1. Studies have shown beer to increase HDL (”good” cholesterol) and decrease the occurrence of blood clots.

2. In May of ‘99, the University of Texas Southwestern Medical Center found that moderate beer drinking would lower the drinker’s chances of getting coronary heart disease by 30% – even upwards of 40%.

3. “The New England Journal of Medicine” reported in their November ‘99 issue that moderate beer drinkers would decrease the chances of their suffering a stroke by a full 20%.

4. The TNO Nutrition and Food Research Institute found that home brewed beer contains the vitamin B6, which prevents the build-up of the amino acid homocysteine (these have been linked to causing heart and vascular disease).

5. Home brewed beer contains no fat and no bad cholesterol. Drink it guilt free!

6. Drinking beer (brewed at home) helps promote blood vessel dilation, sleep, and eases urination in elderly people.

7. Beer is a proven stress reliever and sleep inducer. Nothing like relaxing with a glass of delicious beer you brewed yourself.
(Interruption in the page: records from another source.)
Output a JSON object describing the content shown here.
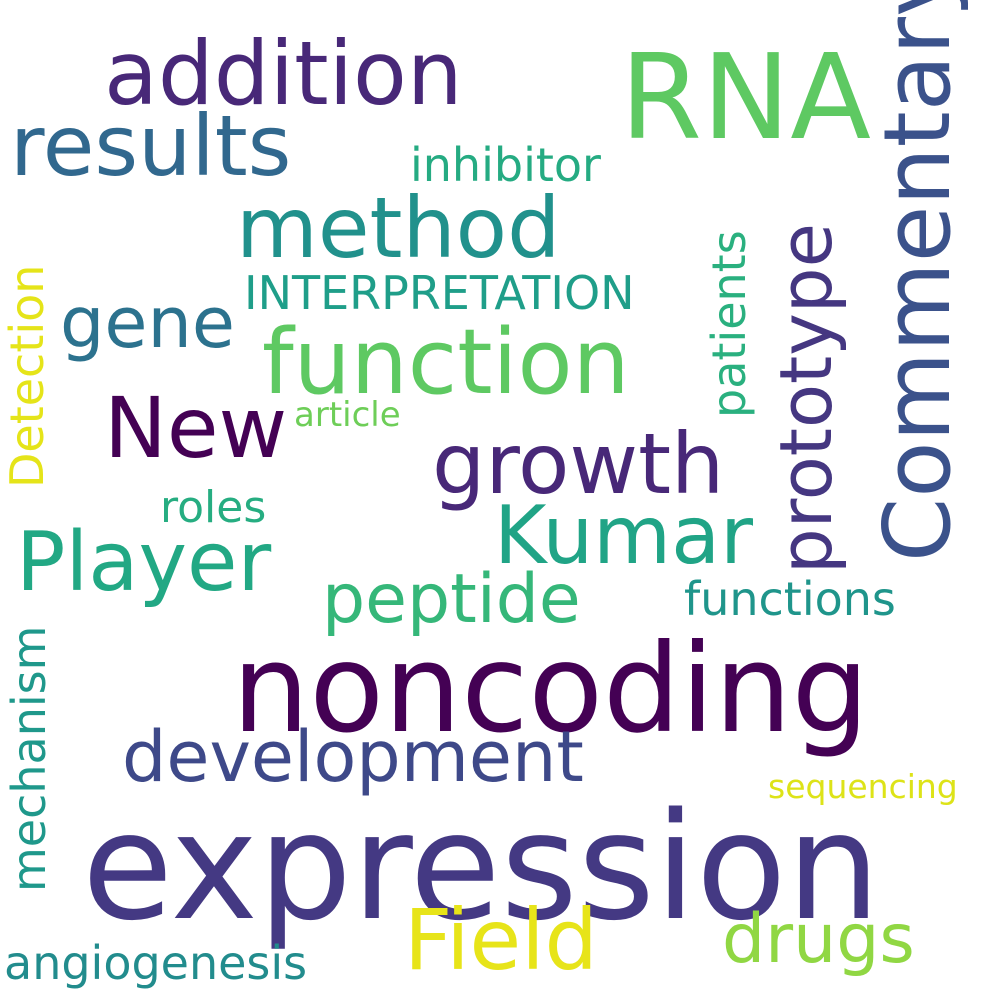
{
  "words": [
    {
      "text": "expression",
      "color": "#443983"
    },
    {
      "text": "noncoding",
      "color": "#440154"
    },
    {
      "text": "RNA",
      "color": "#5ec962"
    },
    {
      "text": "function",
      "color": "#5ec962"
    },
    {
      "text": "addition",
      "color": "#482878"
    },
    {
      "text": "results",
      "color": "#31688e"
    },
    {
      "text": "method",
      "color": "#21918c"
    },
    {
      "text": "growth",
      "color": "#482878"
    },
    {
      "text": "New",
      "color": "#440154"
    },
    {
      "text": "Kumar",
      "color": "#20a486"
    },
    {
      "text": "Player",
      "color": "#22a884"
    },
    {
      "text": "development",
      "color": "#3e4989"
    },
    {
      "text": "peptide",
      "color": "#35b779"
    },
    {
      "text": "gene",
      "color": "#2c728e"
    },
    {
      "text": "Field",
      "color": "#e7e419"
    },
    {
      "text": "drugs",
      "color": "#90d743"
    },
    {
      "text": "Commentary",
      "color": "#3b528b"
    },
    {
      "text": "prototype",
      "color": "#453781"
    },
    {
      "text": "inhibitor",
      "color": "#25ab82"
    },
    {
      "text": "INTERPRETATION",
      "color": "#1f9e89"
    },
    {
      "text": "functions",
      "color": "#1f958b"
    },
    {
      "text": "roles",
      "color": "#26ad81"
    },
    {
      "text": "article",
      "color": "#6ece58"
    },
    {
      "text": "angiogenesis",
      "color": "#228c8d"
    },
    {
      "text": "sequencing",
      "color": "#dde318"
    },
    {
      "text": "patients",
      "color": "#2ab07f"
    },
    {
      "text": "Detection",
      "color": "#e5e419"
    },
    {
      "text": "mechanism",
      "color": "#1f988b"
    }
  ]
}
In fact, the very act of making beer is relaxing.

8. Beer increases vitamin B6 absorption into the blood plasma by 30% – no other beverage can do this!

Drawbacks of Home Brewing

Even with all these benefits, this hobby may not be for everyone, especially for those who do not drink a lot of beer! It may not be the right time to start brewing for someone who doesn’t have extra cash. If you don’t have the brewing supplies, you will have to make an initial investment of about $70-$100 to get a brewing starter kit with all the materials as well as ingredients for your first batch. If you don’t have the $70-$100 to spend right now, think about saving up some money to go towards this initial investment. The money you will save from brewing your own beer in the future will eventually pay for the initial investment!
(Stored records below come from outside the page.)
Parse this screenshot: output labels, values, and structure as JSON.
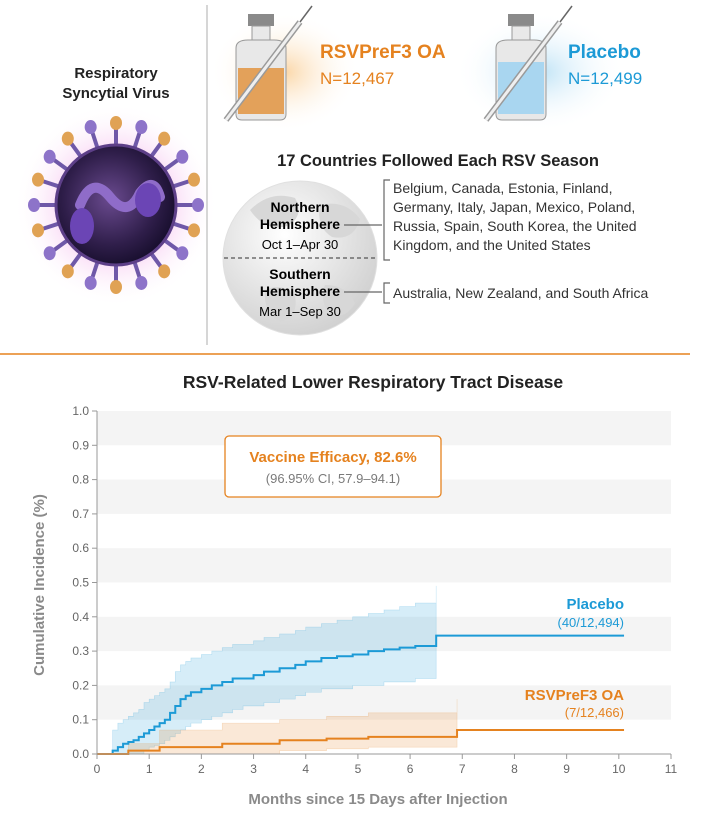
{
  "virus": {
    "line1": "Respiratory",
    "line2": "Syncytial Virus"
  },
  "arms": {
    "vaccine": {
      "name": "RSVPreF3 OA",
      "n": "N=12,467"
    },
    "placebo": {
      "name": "Placebo",
      "n": "N=12,499"
    }
  },
  "countries": {
    "title": "17 Countries Followed Each RSV Season",
    "north": {
      "label1": "Northern",
      "label2": "Hemisphere",
      "dates": "Oct 1–Apr 30",
      "list": [
        "Belgium, Canada, Estonia, Finland,",
        "Germany, Italy, Japan, Mexico, Poland,",
        "Russia, Spain, South Korea, the United",
        "Kingdom, and the United States"
      ]
    },
    "south": {
      "label1": "Southern",
      "label2": "Hemisphere",
      "dates": "Mar 1–Sep 30",
      "list": [
        "Australia, New Zealand, and South Africa"
      ]
    }
  },
  "colors": {
    "orange": "#e5821f",
    "blue": "#1c9ad6",
    "divider": "#e5821f"
  },
  "chart_data": {
    "type": "line",
    "title": "RSV-Related Lower Respiratory Tract Disease",
    "xlabel": "Months since 15 Days after Injection",
    "ylabel": "Cumulative Incidence (%)",
    "xlim": [
      0,
      11
    ],
    "ylim": [
      0,
      1.0
    ],
    "xticks": [
      0,
      1,
      2,
      3,
      4,
      5,
      6,
      7,
      8,
      9,
      10,
      11
    ],
    "yticks": [
      "0.0",
      "0.1",
      "0.2",
      "0.3",
      "0.4",
      "0.5",
      "0.6",
      "0.7",
      "0.8",
      "0.9",
      "1.0"
    ],
    "annotation": {
      "title": "Vaccine Efficacy, 82.6%",
      "subtitle": "(96.95% CI, 57.9–94.1)"
    },
    "series": [
      {
        "name": "Placebo",
        "label_sub": "(40/12,494)",
        "color": "#1c9ad6",
        "x": [
          0.0,
          0.3,
          0.4,
          0.5,
          0.6,
          0.7,
          0.8,
          0.9,
          1.0,
          1.1,
          1.2,
          1.3,
          1.4,
          1.5,
          1.6,
          1.7,
          1.8,
          2.0,
          2.2,
          2.4,
          2.6,
          2.8,
          3.0,
          3.2,
          3.5,
          3.8,
          4.0,
          4.3,
          4.6,
          4.9,
          5.2,
          5.5,
          5.8,
          6.1,
          6.5,
          10.1
        ],
        "y": [
          0.0,
          0.01,
          0.02,
          0.03,
          0.035,
          0.04,
          0.05,
          0.06,
          0.07,
          0.08,
          0.09,
          0.1,
          0.12,
          0.14,
          0.16,
          0.17,
          0.18,
          0.19,
          0.2,
          0.21,
          0.22,
          0.22,
          0.23,
          0.24,
          0.25,
          0.26,
          0.27,
          0.28,
          0.285,
          0.29,
          0.3,
          0.305,
          0.31,
          0.315,
          0.345,
          0.345
        ],
        "ci_upper": [
          0.0,
          0.07,
          0.09,
          0.1,
          0.11,
          0.12,
          0.13,
          0.15,
          0.16,
          0.17,
          0.18,
          0.19,
          0.21,
          0.24,
          0.26,
          0.27,
          0.28,
          0.29,
          0.3,
          0.31,
          0.32,
          0.32,
          0.33,
          0.34,
          0.35,
          0.36,
          0.37,
          0.38,
          0.39,
          0.4,
          0.41,
          0.42,
          0.43,
          0.44,
          0.49,
          0.49
        ],
        "ci_lower": [
          0.0,
          0.0,
          0.0,
          0.0,
          0.0,
          0.0,
          0.0,
          0.01,
          0.02,
          0.025,
          0.03,
          0.04,
          0.05,
          0.06,
          0.07,
          0.08,
          0.09,
          0.1,
          0.11,
          0.12,
          0.13,
          0.14,
          0.14,
          0.15,
          0.16,
          0.17,
          0.18,
          0.19,
          0.19,
          0.2,
          0.2,
          0.21,
          0.21,
          0.22,
          0.22,
          0.22
        ]
      },
      {
        "name": "RSVPreF3 OA",
        "label_sub": "(7/12,466)",
        "color": "#e5821f",
        "x": [
          0.0,
          0.6,
          1.2,
          2.4,
          3.5,
          4.4,
          5.2,
          6.9,
          10.1
        ],
        "y": [
          0.0,
          0.01,
          0.02,
          0.03,
          0.04,
          0.045,
          0.05,
          0.07,
          0.07
        ],
        "ci_upper": [
          0.0,
          0.03,
          0.07,
          0.09,
          0.1,
          0.11,
          0.12,
          0.16,
          0.16
        ],
        "ci_lower": [
          0.0,
          0.0,
          0.0,
          0.0,
          0.01,
          0.015,
          0.02,
          0.025,
          0.025
        ]
      }
    ]
  }
}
While one person may think that the process of home brewing is exciting, relaxing and challenging all at the same time, another person may just see it as tedious work. There are also other circumstances where home brewing would not be as appealing, for example, if there wasn’t two homebrew shops in Fort Collins, there probably wouldn’t be as large of a homebrew community. While there are online websites that will ship ingredients to you, if you do not live close to a homebrew shop you may reconsider taking up this hobby. Home brewing is not completely sustainable, taking into consideration that many of the ingredients come from New Zealand or Europe, but it is probably as close to an environmentally friendly beer that can consume in Fort Collins today.